Archiver son corps

Ça faisait un an et demi que je voulais récupérer mon dossier médical de quand j’étais enfant, auprès du médecin qui m’avait condamnée à dix mois. Je ne voulais pas laisser dans l’antre du monstre une part de moi… Puis, comme toutes les choses que l’on a envie et que l’on craint en même temps de faire, je l’avais laissé s’étirer dans le temps, me trouvant d’autres priorités. J’ai commencé à faire les démarches cet été, et ai envoyé le mail final il y a deux semaines environ. Il me semble l’avoir dit à quelques ami-e-s, tellement j’étais fière de l’avoir fait (« il faut absolument que je le dise à quelqu’un !!! »).
Il m’est arrivé aujourd’hui. D’abord troublée, j’hésitais un moment à ouvrir l’enveloppe, ne sachant quelle monstruosité j’allais découvrir à l’intérieur. Me décidant enfin, j’y découvris une énorme liasse de papiers, dans un désordre chronologique effarant
.
Un moment après, je le parcourais, découvrant les mots qui ont été dits sur moi, de mes dix mois à mes vingt ans. Au fil des pages, je me voyais dans le désordre : ici, j’avais quinze ans et j’entrais au lycée. Là, j’avais trois ans et on me prédestinait à entrer à la Cardabelle, un institut pour enfants atteints de handicap physique et de retard intellectuel. Autre part, j’avais sept ans, onze ans, dix-huit ans. Très émue au début, je ressentis peu à peu un sentiment d’étrangeté ; je me reconnaissais de moins en moins dans ces mots qui, pourtant tous vrais, semblaient dépeindre une autre Noémie que je n’avais ni ressentie, ni même connue. Là où en 1993, on dépeignait mes grandes difficultés d’élocution, en moi apparaissait le souvenir d’une grande liberté conquise : j’avais commencé à jouer aux duplos avec mes pieds et on n’allait pas tarder à m’apprendre à taper sur ordi. Là où, en 1997, on dépeignait un « ramper dystonique fait de galipettes », je me souvenais plutôt d’une grande fierté à montrer à tout le monde comme je faisais trop bien la roulade avant, à tout le monde, même à cette andouille de toubib qui a vraisemblablement pris mes fameuses roulades pour un mouvement pathologique involontaire. Je ne me reconnais pas dans ces mots, dans ce corps médicalement décrit ; ces mots que j’entends pourtant depuis l’enfance, qui me sont familiers, ne me décrivent pas. Ils ne décrivent même pas mon corps. Ils ne disent rien sur la mort de mon grand-père ; ou mon premier amour ; ou bien encore sur la haine de moi adolescente ou sur mes amitiés. Pourtant, c’est ce que mon corps a vécu. C’est comme si ces mots discutaient et élaboraient une figure d’une Noémie-patiente, d’un reflet affaibli, trompé et trompeur. Ce n’est pas moi, ce corps qu’ils décrivent et qui m’a été affublé.

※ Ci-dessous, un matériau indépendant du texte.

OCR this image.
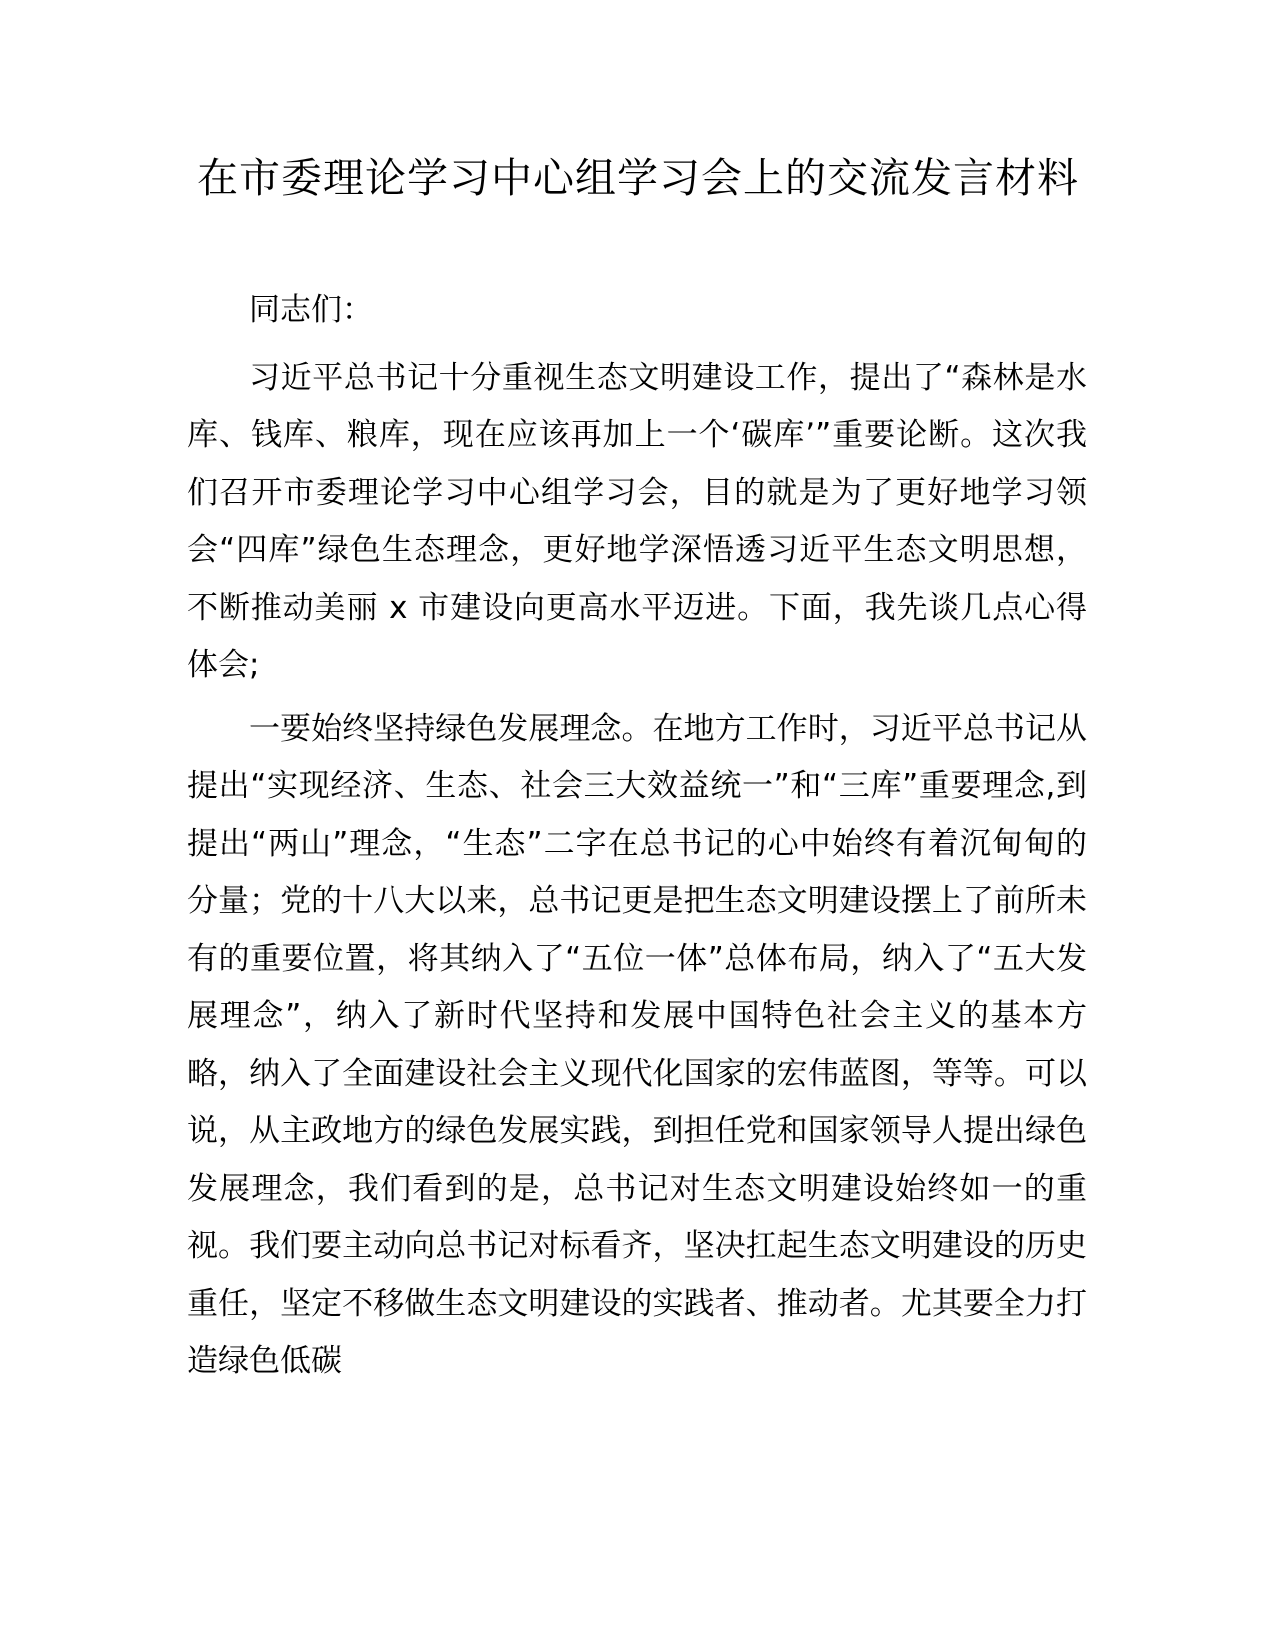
在市委理论学习中心组学习会上的交流发言材料

同志们：

习近平总书记十分重视生态文明建设工作，提出了“森林是水库、钱库、粮库，现在应该再加上一个‘碳库’”重要论断。这次我们召开市委理论学习中心组学习会，目的就是为了更好地学习领会“四库”绿色生态理念，更好地学深悟透习近平生态文明思想，不断推动美丽 x 市建设向更高水平迈进。下面，我先谈几点心得体会;

一要始终坚持绿色发展理念。在地方工作时，习近平总书记从提出“实现经济、生态、社会三大效益统一”和“三库”重要理念,到提出“两山”理念，“生态”二字在总书记的心中始终有着沉甸甸的分量；党的十八大以来，总书记更是把生态文明建设摆上了前所未有的重要位置，将其纳入了“五位一体”总体布局，纳入了“五大发展理念”，纳入了新时代坚持和发展中国特色社会主义的基本方略，纳入了全面建设社会主义现代化国家的宏伟蓝图，等等。可以说，从主政地方的绿色发展实践，到担任党和国家领导人提出绿色发展理念，我们看到的是，总书记对生态文明建设始终如一的重视。我们要主动向总书记对标看齐，坚决扛起生态文明建设的历史重任，坚定不移做生态文明建设的实践者、推动者。尤其要全力打造绿色低碳
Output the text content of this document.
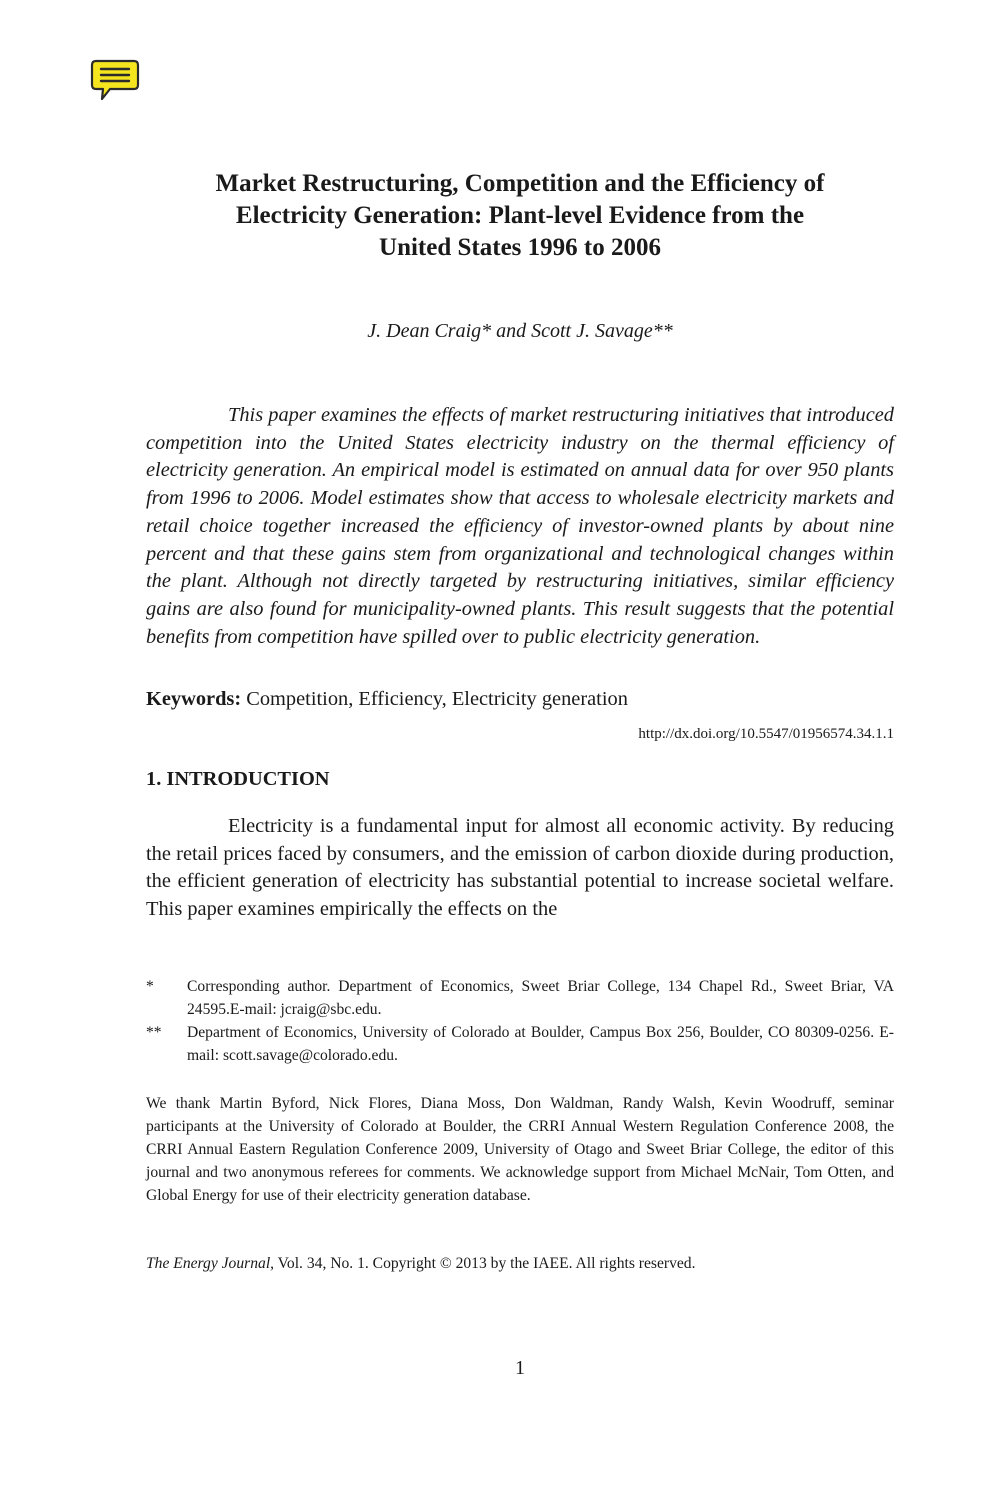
Market Restructuring, Competition and the Efficiency of
Electricity Generation: Plant-level Evidence from the
United States 1996 to 2006
J. Dean Craig* and Scott J. Savage**

This paper examines the effects of market restructuring initiatives that introduced competition into the United States electricity industry on the thermal efficiency of electricity generation. An empirical model is estimated on annual data for over 950 plants from 1996 to 2006. Model estimates show that access to wholesale electricity markets and retail choice together increased the efficiency of investor-owned plants by about nine percent and that these gains stem from organizational and technological changes within the plant. Although not directly targeted by restructuring initiatives, similar efficiency gains are also found for municipality-owned plants. This result suggests that the potential benefits from competition have spilled over to public electricity generation.

Keywords: Competition, Efficiency, Electricity generation
http://dx.doi.org/10.5547/01956574.34.1.1
1. INTRODUCTION

Electricity is a fundamental input for almost all economic activity. By reducing the retail prices faced by consumers, and the emission of carbon dioxide during production, the efficient generation of electricity has substantial potential to increase societal welfare. This paper examines empirically the effects on the

* Corresponding author. Department of Economics, Sweet Briar College, 134 Chapel Rd., Sweet Briar, VA 24595.E-mail: jcraig@sbc.edu.
** Department of Economics, University of Colorado at Boulder, Campus Box 256, Boulder, CO 80309-0256. E-mail: scott.savage@colorado.edu.

We thank Martin Byford, Nick Flores, Diana Moss, Don Waldman, Randy Walsh, Kevin Woodruff, seminar participants at the University of Colorado at Boulder, the CRRI Annual Western Regulation Conference 2008, the CRRI Annual Eastern Regulation Conference 2009, University of Otago and Sweet Briar College, the editor of this journal and two anonymous referees for comments. We acknowledge support from Michael McNair, Tom Otten, and Global Energy for use of their electricity generation database.

The Energy Journal, Vol. 34, No. 1. Copyright © 2013 by the IAEE. All rights reserved.
1
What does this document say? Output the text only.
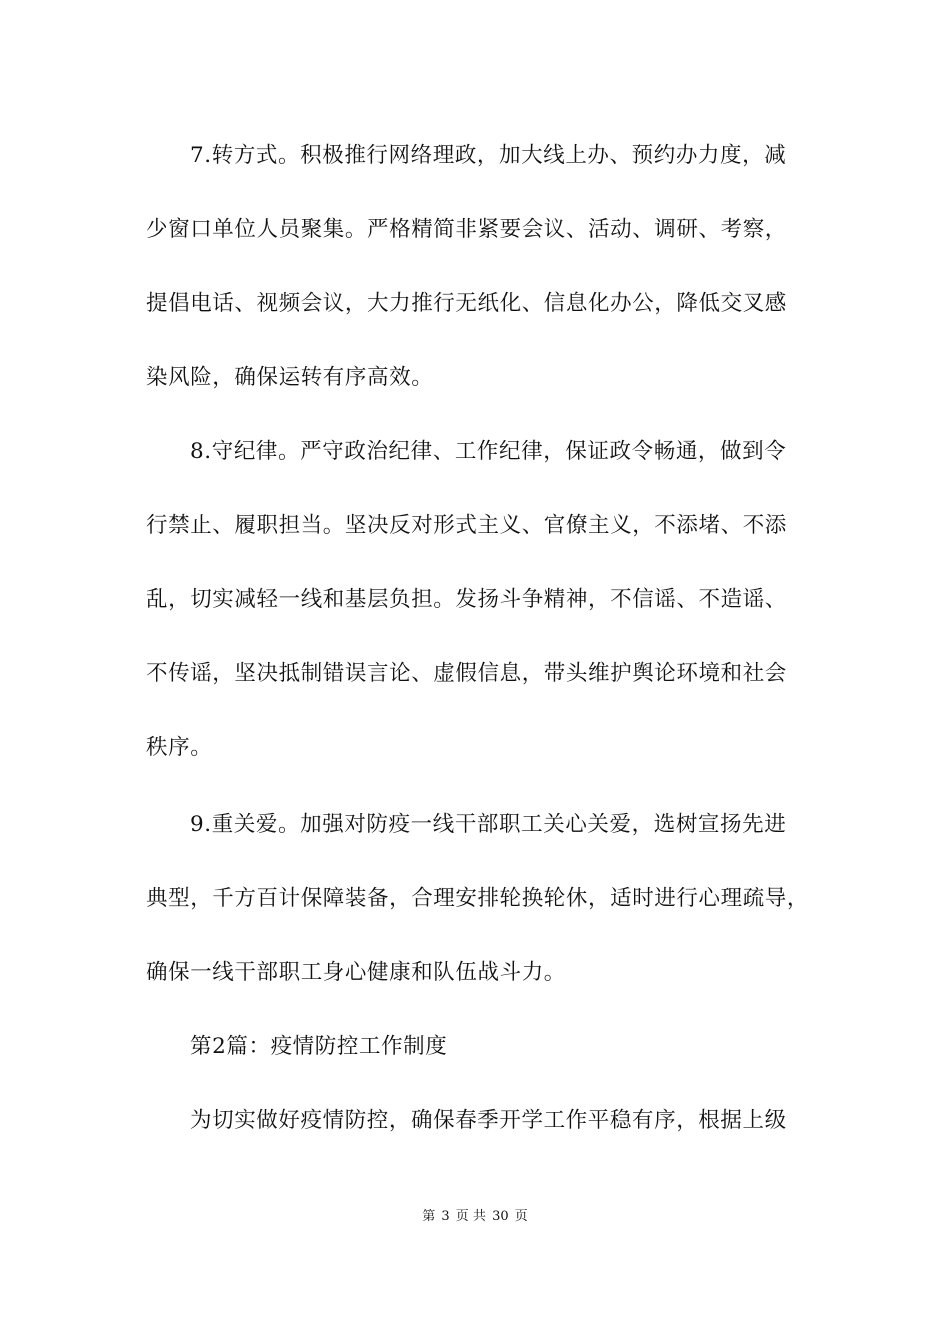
7.转方式。积极推行网络理政，加大线上办、预约办力度，减
少窗口单位人员聚集。严格精简非紧要会议、活动、调研、考察，
提倡电话、视频会议，大力推行无纸化、信息化办公，降低交叉感
染风险，确保运转有序高效。
8.守纪律。严守政治纪律、工作纪律，保证政令畅通，做到令
行禁止、履职担当。坚决反对形式主义、官僚主义，不添堵、不添
乱，切实减轻一线和基层负担。发扬斗争精神，不信谣、不造谣、
不传谣，坚决抵制错误言论、虚假信息，带头维护舆论环境和社会
秩序。
9.重关爱。加强对防疫一线干部职工关心关爱，选树宣扬先进
典型，千方百计保障装备，合理安排轮换轮休，适时进行心理疏导，
确保一线干部职工身心健康和队伍战斗力。
第2篇：疫情防控工作制度
为切实做好疫情防控，确保春季开学工作平稳有序，根据上级
第 3 页 共 30 页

Que faire de ce dossier à présent ? L’archiver. Le remettre dans l’ordre. Le ranger. D’un grand amour passé et d’une grande amitié (tendresse) présente, il me vient une grande passion des archives. Je me constitue des archives personnelles, je m’archive moi-même. J’ai un grand coffre dans mon armoire et j’y range des lettres, des cartes, des papiers écrits. Je range les fantômes dans mon coffre, les circonscrivant en un lieu, en moment précis. Ainsi, ils ne me hantent plus et ne deviennent pas des monstres. Ce sont des fantômes inoffensifs, bien rangés, qui ne traînent plus dans le passage, mais près de moi quand même.
Ce soir, j’ai mené le combat de l’ordre contre le désordre, comme dirait Cocteau. C’était un gros boulot de ranger tout ça. Ce soir, j’ai procédé à la mise en ordre ; demain ce sera la mise en coffre.